For Team GB it would have been an excellent little side note, slightly lost amongst the three golds that came that day, and the five the day after. For most countries, it's not a question of how many medals were won today, it's how many they have the Olympics have finished. As it is, Max Whitlock managed as many golds in an afternoon as the entire Swedish team did in a fortnight. It's not a slight on Sweden. Other countries aren't underachieving as much as Britain is performing astonishingly well.

Planning a viewing schedule for most countries is a very different process. It involves looking at the select number of medal hopes and making sure you're around to follow them when they eventually make their appearance. It's not like watching Britain in the track cycling where I can sit through pretty much any session and expect to see world records and medals galore. Or Britain anywhere really after we captured at least one gold in fifteen individual sports. We have so many chances to win, so many fabulously talented, well-supported and hard-working athletes it can be hard to work out which way to look.

Not that it always used to be like this. We're also living through something of a golden age for Britain in the Olympics. Just this year we've already had our first diving gold medallists, our first female athlete to win four golds, and our first female athlete to retain an individual title.
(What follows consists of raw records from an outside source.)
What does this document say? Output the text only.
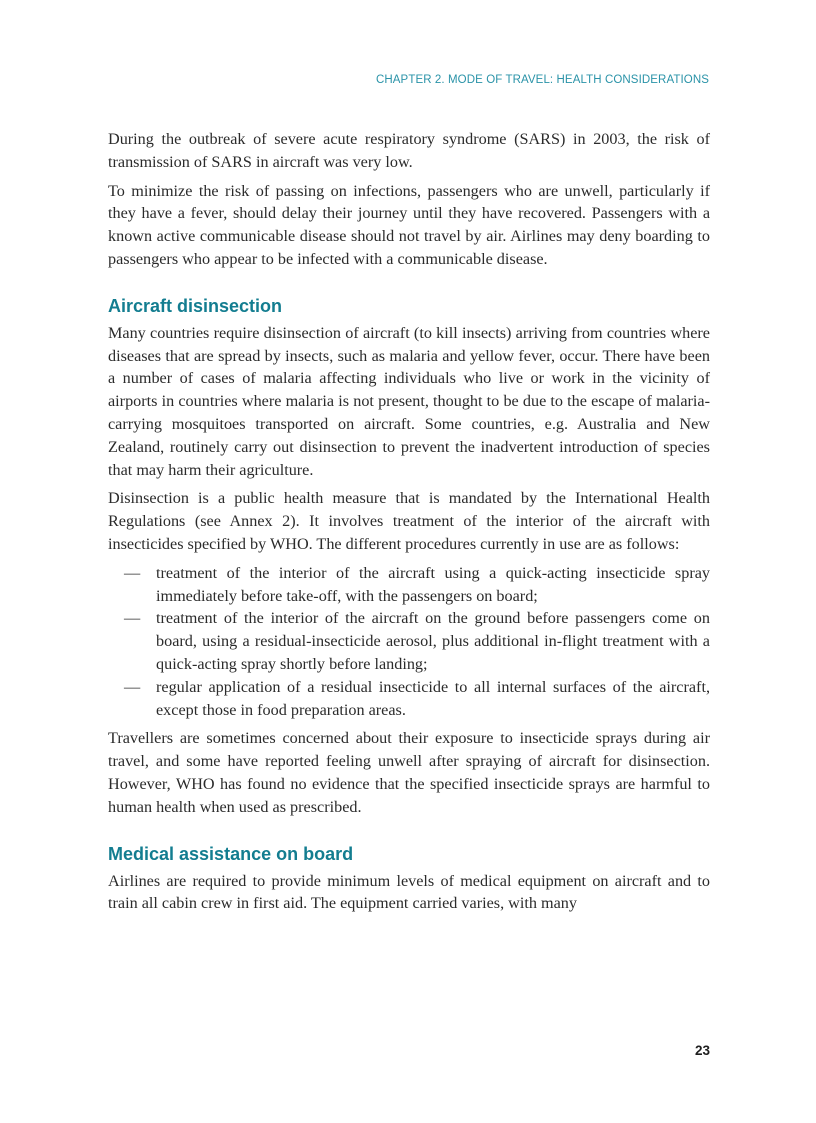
CHAPTER 2. MODE OF TRAVEL: HEALTH CONSIDERATIONS

During the outbreak of severe acute respiratory syndrome (SARS) in 2003, the risk of transmission of SARS in aircraft was very low.

To minimize the risk of passing on infections, passengers who are unwell, particularly if they have a fever, should delay their journey until they have recovered. Passengers with a known active communicable disease should not travel by air. Airlines may deny boarding to passengers who appear to be infected with a communicable disease.

Aircraft disinsection

Many countries require disinsection of aircraft (to kill insects) arriving from countries where diseases that are spread by insects, such as malaria and yellow fever, occur. There have been a number of cases of malaria affecting individuals who live or work in the vicinity of airports in countries where malaria is not present, thought to be due to the escape of malaria-carrying mosquitoes transported on aircraft. Some countries, e.g. Australia and New Zealand, routinely carry out disinsection to prevent the inadvertent introduction of species that may harm their agriculture.

Disinsection is a public health measure that is mandated by the International Health Regulations (see Annex 2). It involves treatment of the interior of the aircraft with insecticides specified by WHO. The different procedures currently in use are as follows:

— treatment of the interior of the aircraft using a quick-acting insecticide spray immediately before take-off, with the passengers on board;
— treatment of the interior of the aircraft on the ground before passengers come on board, using a residual-insecticide aerosol, plus additional in-flight treatment with a quick-acting spray shortly before landing;
— regular application of a residual insecticide to all internal surfaces of the aircraft, except those in food preparation areas.

Travellers are sometimes concerned about their exposure to insecticide sprays during air travel, and some have reported feeling unwell after spraying of aircraft for disinsection. However, WHO has found no evidence that the specified insecticide sprays are harmful to human health when used as prescribed.

Medical assistance on board

Airlines are required to provide minimum levels of medical equipment on aircraft and to train all cabin crew in first aid. The equipment carried varies, with many

23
We've seen gymnastics medals fly in, our first golds again, and our best medal haul in the pool for nearly a century, even with seven fourth places finishes from swimmers who gave it everything and fell agonisingly short.

If Team GB has peaked, and let's face it, we can hardly go higher, we should make the most of it. The magical effect of London 2012, an event bestowing not only host status but also big increases in funding and competitors surely can't last forever. There we came third in the medal table, up from forth in Beijing. It's a far cry from the nadir of Atlanta, a failure that started the funding increases. Two decades back we ended thirty-sixth in the medal table, behind the likes of Algeria and Ireland. Behind Sweden for that matter.

Only a small number of countries are big enough, rich enough, and obsessed enough with sport to have the luxury of losing count of medals over the course of any single day. As our team returns home victorious, it shouldn't be ignored or taken for granted. It's something to celebrate.